Visual Pointing Gestures for Bi-directional HRI in a Pick-and-Place Task

This research explores visual pointing gestures for two-way nonverbal communication for interacting with a robot arm. Such non-verbal instruction is common when humans communicate spatial directions and actions while collaboratively performing manipulation tasks. Using 3D RGBD we compare human-human and human-robot interaction for solving a pick-and-place task. In the human-human interaction we study both pointing and other types of gestures, performed by humans in a collaborative task. For the human-robot interaction we design a system that allows the user to interact with a 7DOF robot arm using gestures for selecting, picking and dropping objects at different locations. Bi-directional confirmation gestures allow the robot (or human) to verify that the right object is selected. We perform experiments where 8 human subjects collaborate with the robot to manipulate ordinary household objects on a tabletop. Without confirmation feedback selection accuracy was 70-90% for both humans and the robot. With feedback through confirmation gestures both humans and our vision-robotic system could perform the task accurately every time (100%). A demonstration of our interaction can be seen here.

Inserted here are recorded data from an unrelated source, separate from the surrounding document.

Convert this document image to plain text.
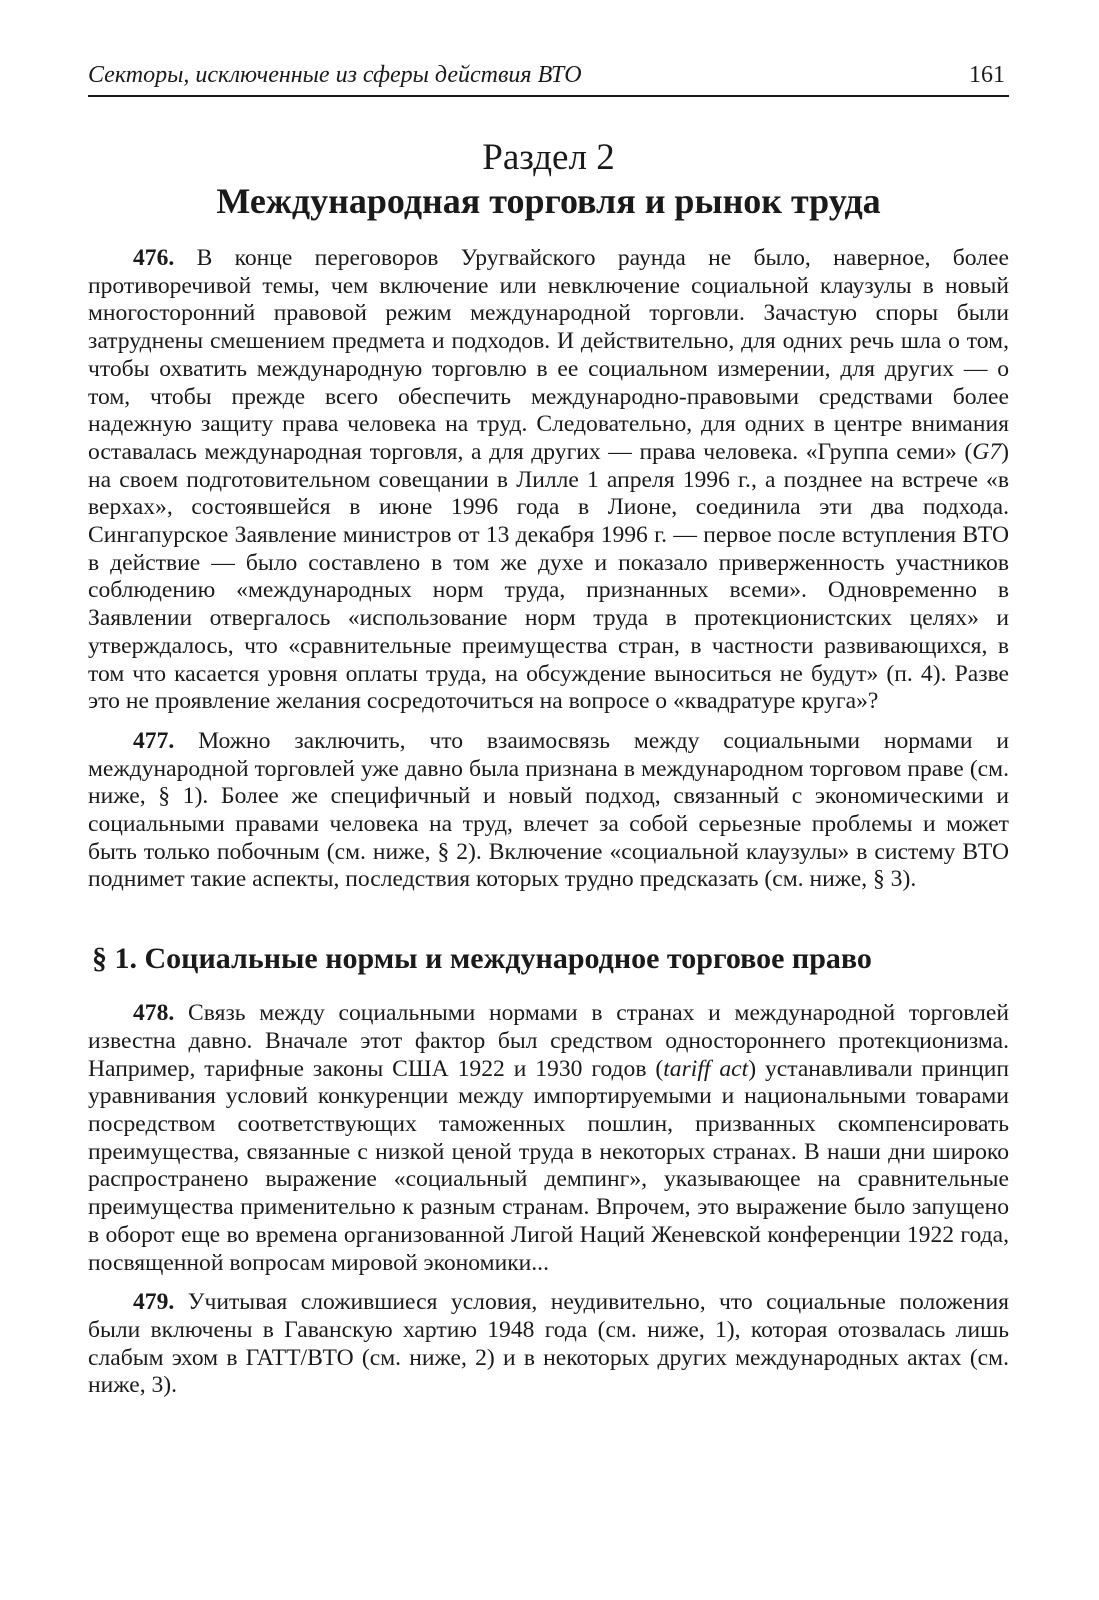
Секторы, исключенные из сферы действия ВТО	161
Раздел 2
Международная торговля и рынок труда

476. В конце переговоров Уругвайского раунда не было, наверное, более противоречивой темы, чем включение или невключение социальной клаузулы в новый многосторонний правовой режим международной торговли. Зачастую споры были затруднены смешением предмета и подходов. И действительно, для одних речь шла о том, чтобы охватить международную торговлю в ее социальном измерении, для других — о том, чтобы прежде всего обеспечить международно-правовыми средствами более надежную защиту права человека на труд. Следовательно, для одних в центре внимания оставалась международная торговля, а для других — права человека. «Группа семи» (G7) на своем подготовительном совещании в Лилле 1 апреля 1996 г., а позднее на встрече «в верхах», состоявшейся в июне 1996 года в Лионе, соединила эти два подхода. Сингапурское Заявление министров от 13 декабря 1996 г. — первое после вступления ВТО в действие — было составлено в том же духе и показало приверженность участников соблюдению «международных норм труда, признанных всеми». Одновременно в Заявлении отвергалось «использование норм труда в протекционистских целях» и утверждалось, что «сравнительные преимущества стран, в частности развивающихся, в том что касается уровня оплаты труда, на обсуждение выноситься не будут» (п. 4). Разве это не проявление желания сосредоточиться на вопросе о «квадратуре круга»?

477. Можно заключить, что взаимосвязь между социальными нормами и международной торговлей уже давно была признана в международном торговом праве (см. ниже, § 1). Более же специфичный и новый подход, связанный с экономическими и социальными правами человека на труд, влечет за собой серьезные проблемы и может быть только побочным (см. ниже, § 2). Включение «социальной клаузулы» в систему ВТО поднимет такие аспекты, последствия которых трудно предсказать (см. ниже, § 3).

§ 1. Социальные нормы и международное торговое право

478. Связь между социальными нормами в странах и международной торговлей известна давно. Вначале этот фактор был средством одностороннего протекционизма. Например, тарифные законы США 1922 и 1930 годов (tariff act) устанавливали принцип уравнивания условий конкуренции между импортируемыми и национальными товарами посредством соответствующих таможенных пошлин, призванных скомпенсировать преимущества, связанные с низкой ценой труда в некоторых странах. В наши дни широко распространено выражение «социальный демпинг», указывающее на сравнительные преимущества применительно к разным странам. Впрочем, это выражение было запущено в оборот еще во времена организованной Лигой Наций Женевской конференции 1922 года, посвященной вопросам мировой экономики...

479. Учитывая сложившиеся условия, неудивительно, что социальные положения были включены в Гаванскую хартию 1948 года (см. ниже, 1), которая отозвалась лишь слабым эхом в ГАТТ/ВТО (см. ниже, 2) и в некоторых других международных актах (см. ниже, 3).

Camilo Perez Quintero, Romeo Tatsambon Fomena, Mona Gridseth, Martin Jägersand: Visual Pointing Gestures for Bi-directional Human Robot Interaction in a Pick-and-Place Task. IEEE International Symposium on Robot and Human Interactive Communication (RO-MAN) 2015..

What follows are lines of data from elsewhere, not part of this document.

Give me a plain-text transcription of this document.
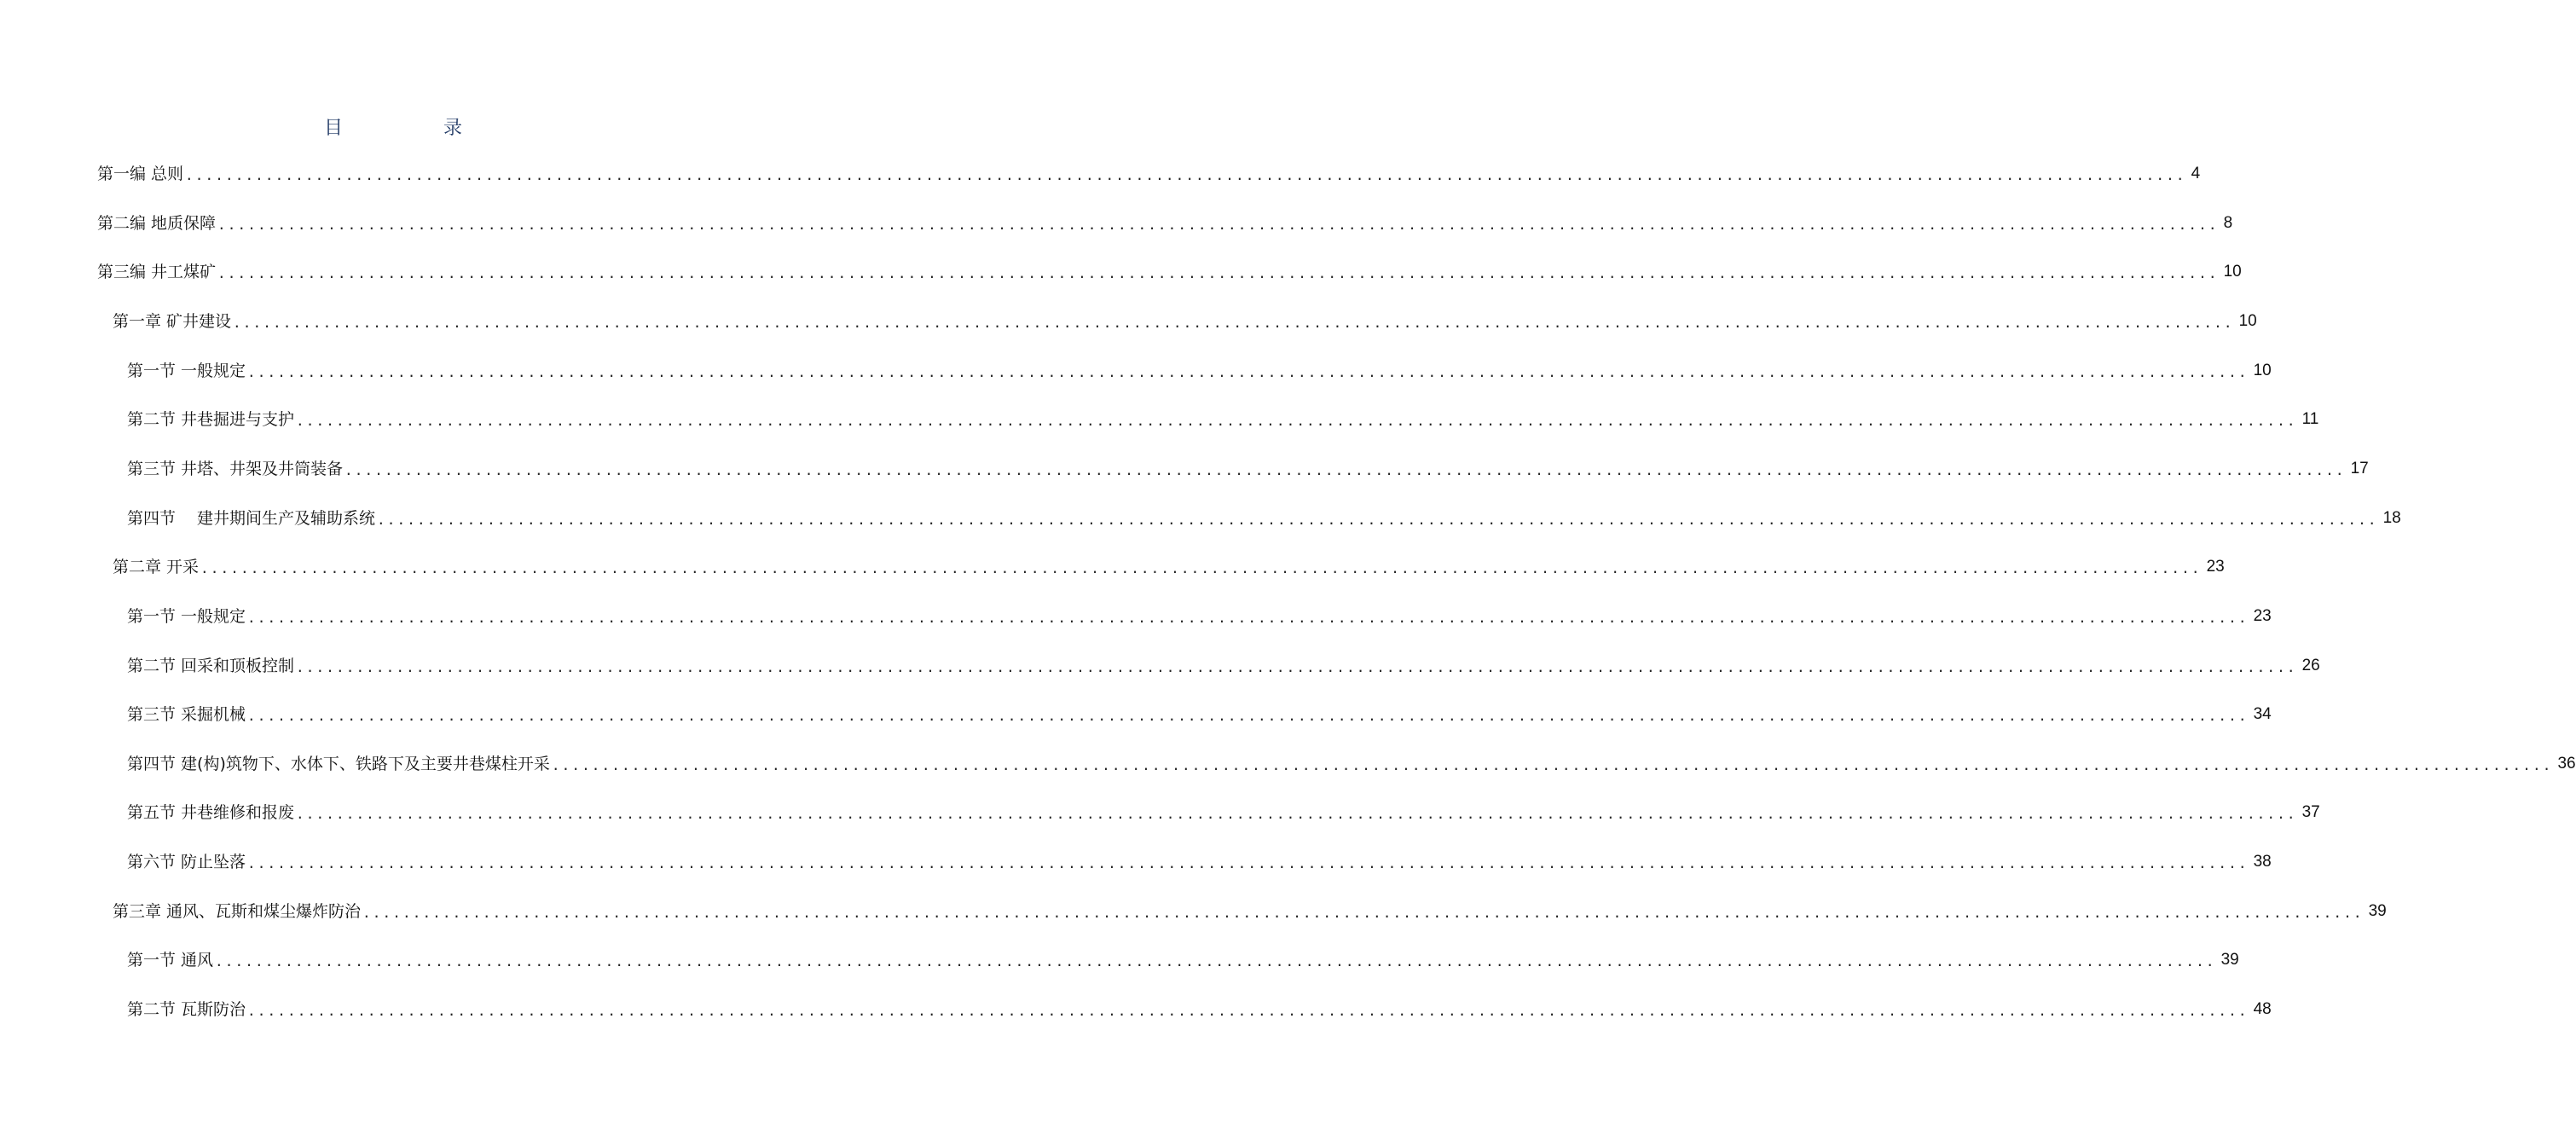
目　录
第一编 总则 ........................................................................................................................................................................................................ 4
第二编 地质保障 ........................................................................................................................................................................................................ 8
第三编 井工煤矿 ........................................................................................................................................................................................................ 10
第一章 矿井建设 ........................................................................................................................................................................................................ 10
第一节 一般规定 ........................................................................................................................................................................................................ 10
第二节 井巷掘进与支护 ........................................................................................................................................................................................................ 11
第三节 井塔、井架及井筒装备 ........................................................................................................................................................................................................ 17
第四节　 建井期间生产及辅助系统 ........................................................................................................................................................................................................ 18
第二章 开采 ........................................................................................................................................................................................................ 23
第一节 一般规定 ........................................................................................................................................................................................................ 23
第二节 回采和顶板控制 ........................................................................................................................................................................................................ 26
第三节 采掘机械 ........................................................................................................................................................................................................ 34
第四节 建(构)筑物下、水体下、铁路下及主要井巷煤柱开采 ........................................................................................................................................................................................................ 36
第五节 井巷维修和报废 ........................................................................................................................................................................................................ 37
第六节 防止坠落 ........................................................................................................................................................................................................ 38
第三章 通风、瓦斯和煤尘爆炸防治 ........................................................................................................................................................................................................ 39
第一节 通风 ........................................................................................................................................................................................................ 39
第二节 瓦斯防治 ........................................................................................................................................................................................................ 48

Making Pizza with my robot

We envision that our system can be used in different real life scenarios, e.g., a robot can work behind a counter taking the role of a shopkeeper; a client points to a particular object and by using confirmation feedback the robot will reach the desired product. In another situation a robot can be used as a chef at a hotel breakfast buffet; the client points to different ingredients to include in his omelette. In a metal workshop a robot can assist a welder by picking and placing parts. The welder only has to point to them, avoiding heavy weight manipulation and extreme temperatures. To bring our study to a practical situation we made our robot capable of preparing pizza by gesturing with a human. A demonstration of our interaction can be seen here.

Camilo Perez Quintero, Martin Jagersand. "Robot Making Pizza". 3rd place in the IEEE Robotics and Automation Society (RAS) SAC Video contest, May 2015..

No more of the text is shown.